You’ve changed because you finally placed true value on what you do naturally. That where you used to do it as a favour, you’re now doing it to take your children to school, find financial stability or put food on the table. 

Because you’ve picked the peace of sitting in your home with your family over waiting for a beer like a junkie and scrambling for a platter of chicken pieces in a packed, rowdy and expensive bar. 

People say you’ve changed as some sort of insult or to derail you but it’s in your interest to take it as a compliment. See it as a glorious exit from your comfort zone.

They grudgingly say you’ve changed when they’re no longer familiar with who you become. Men must not feel ashamed of starting anew with their beliefs, career, relationships or finances if and when they’ve outgrown them.

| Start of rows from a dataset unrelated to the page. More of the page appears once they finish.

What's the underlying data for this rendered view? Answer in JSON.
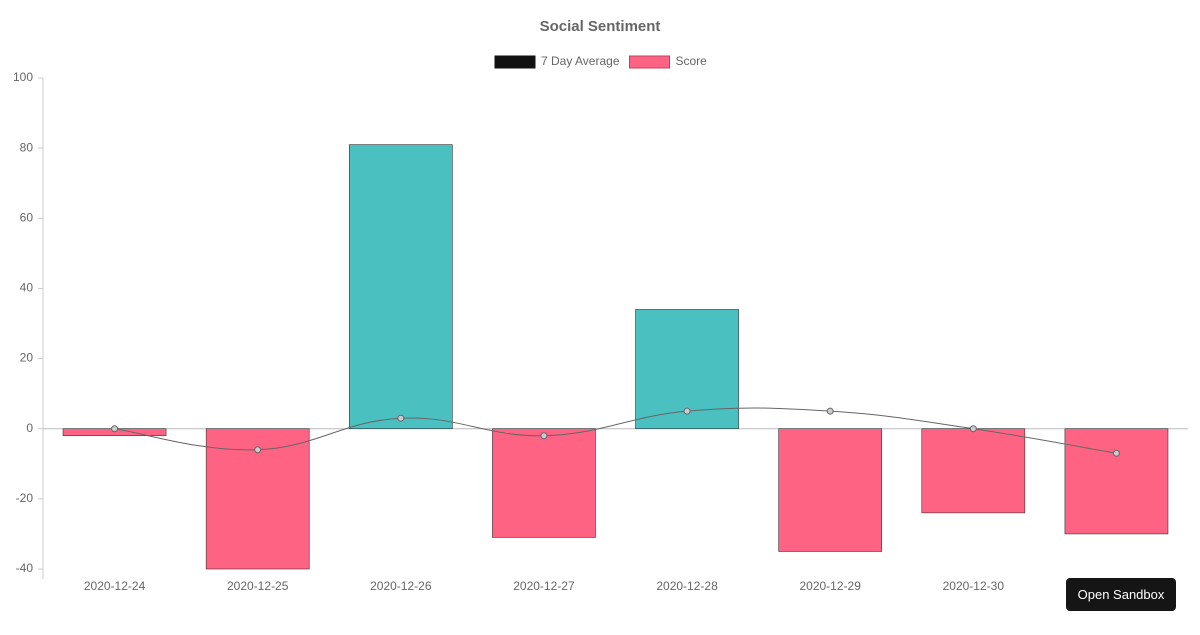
{
  "chart_data": {
    "type": "bar",
    "title": "Social Sentiment",
    "categories": [
      "2020-12-24",
      "2020-12-25",
      "2020-12-26",
      "2020-12-27",
      "2020-12-28",
      "2020-12-29",
      "2020-12-30",
      null
    ],
    "series": [
      {
        "name": "7 Day Average",
        "type": "line",
        "color": "#111111",
        "line_color": "#666666",
        "point_color": "#cccccc",
        "values": [
          0,
          -6,
          3,
          -2,
          5,
          5,
          0,
          -7
        ]
      },
      {
        "name": "Score",
        "type": "bar",
        "color": "#ff6384",
        "colors": [
          "#ff6384",
          "#ff6384",
          "#4bc0c0",
          "#ff6384",
          "#4bc0c0",
          "#ff6384",
          "#ff6384",
          "#ff6384"
        ],
        "values": [
          -2,
          -40,
          81,
          -31,
          34,
          -35,
          -24,
          -30
        ]
      }
    ],
    "ylim": [
      -40,
      100
    ],
    "yticks": [
      -40,
      -20,
      0,
      20,
      40,
      60,
      80,
      100
    ],
    "legend": "top"
  },
  "ui": {
    "button": "Open Sandbox"
  }
}
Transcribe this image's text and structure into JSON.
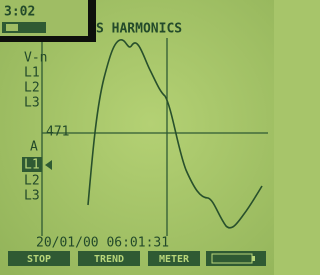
{
  "inset": {
    "time": "3:02"
  },
  "header": {
    "title": "S HARMONICS"
  },
  "channels": {
    "voltage_label": "V-n",
    "voltage_phases": [
      "L1",
      "L2",
      "L3"
    ],
    "scale": "471",
    "current_label": "A",
    "current_phases": [
      "L1",
      "L2",
      "L3"
    ]
  },
  "footer": {
    "timestamp": "20/01/00 06:01:31",
    "buttons": [
      "STOP",
      "TREND",
      "METER"
    ]
  }
}
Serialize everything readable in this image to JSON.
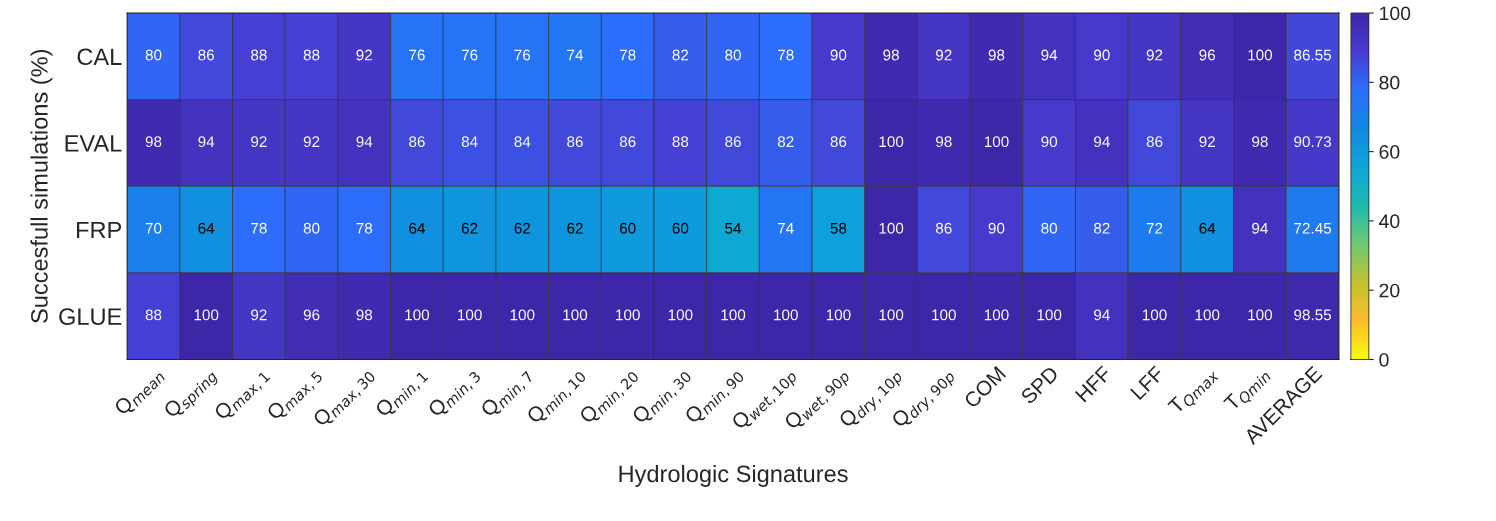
{
  "chart_data": {
    "type": "heatmap",
    "xlabel": "Hydrologic Signatures",
    "ylabel": "Succesfull simulations (%)",
    "categories": [
      "Q$_{mean}$",
      "Q$_{spring}$",
      "Q$_{max,1}$",
      "Q$_{max,5}$",
      "Q$_{max,30}$",
      "Q$_{min,1}$",
      "Q$_{min,3}$",
      "Q$_{min,7}$",
      "Q$_{min,10}$",
      "Q$_{min,20}$",
      "Q$_{min,30}$",
      "Q$_{min,90}$",
      "Q$_{wet,10p}$",
      "Q$_{wet,90p}$",
      "Q$_{dry,10p}$",
      "Q$_{dry,90p}$",
      "COM",
      "SPD",
      "HFF",
      "LFF",
      "T$_{Qmax}$",
      "T$_{Qmin}$",
      "AVERAGE"
    ],
    "y_categories": [
      "CAL",
      "EVAL",
      "FRP",
      "GLUE"
    ],
    "cells": [
      [
        80,
        86,
        88,
        88,
        92,
        76,
        76,
        76,
        74,
        78,
        82,
        80,
        78,
        90,
        98,
        92,
        98,
        94,
        90,
        92,
        96,
        100,
        86.55
      ],
      [
        98,
        94,
        92,
        92,
        94,
        86,
        84,
        84,
        86,
        86,
        88,
        86,
        82,
        86,
        100,
        98,
        100,
        90,
        94,
        86,
        92,
        98,
        90.73
      ],
      [
        70,
        64,
        78,
        80,
        78,
        64,
        62,
        62,
        62,
        60,
        60,
        54,
        74,
        58,
        100,
        86,
        90,
        80,
        82,
        72,
        64,
        94,
        72.45
      ],
      [
        88,
        100,
        92,
        96,
        98,
        100,
        100,
        100,
        100,
        100,
        100,
        100,
        100,
        100,
        100,
        100,
        100,
        100,
        94,
        100,
        100,
        100,
        98.55
      ]
    ],
    "data_labels": true,
    "clim": [
      0,
      100
    ],
    "cticks": [
      0,
      20,
      40,
      60,
      80,
      100
    ]
  }
}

Maybe you’ve decided to stop spending money on women to validate your self worth. Or quit drinking alcohol to save for an online course. You’ll be accused of changing by those who latched on to you for a soft life. You must embrace this insult wholeheartedly.

You’ll see the barely concealed resentment from people who were perfectly comfortable using your resources, network, talent and time for their own benefit. Cheers, my guy. You’re a lifesaver.

It’s how your workmates will have a problem with your home-cooked lunch and eating at your desk when you have deadlines. To them, you suddenly think you’re better off choosing a routine that works for you and your career prospects. Ana chinja mu guys. 

But you stayed the same. Regurgitating your habit of going off for one hour of lunch and coming back at 2PM with the food you ordered to sit and eat until 3PM, letting the t-bone settle up to 4PM and then sharing memes or scrolling on your phone until its time to head into traffic. 

Again. Take people’s complaints or inferred insults that you’ve changed as a compliment. 

It can’t be easy seeing another man unshackle himself from limiting beliefs, friendships, careers or habits. It’s safer to label him as ‘ana chinja.’ 

It shouldn’t surprise you when other men are not on board with your progress. They never were.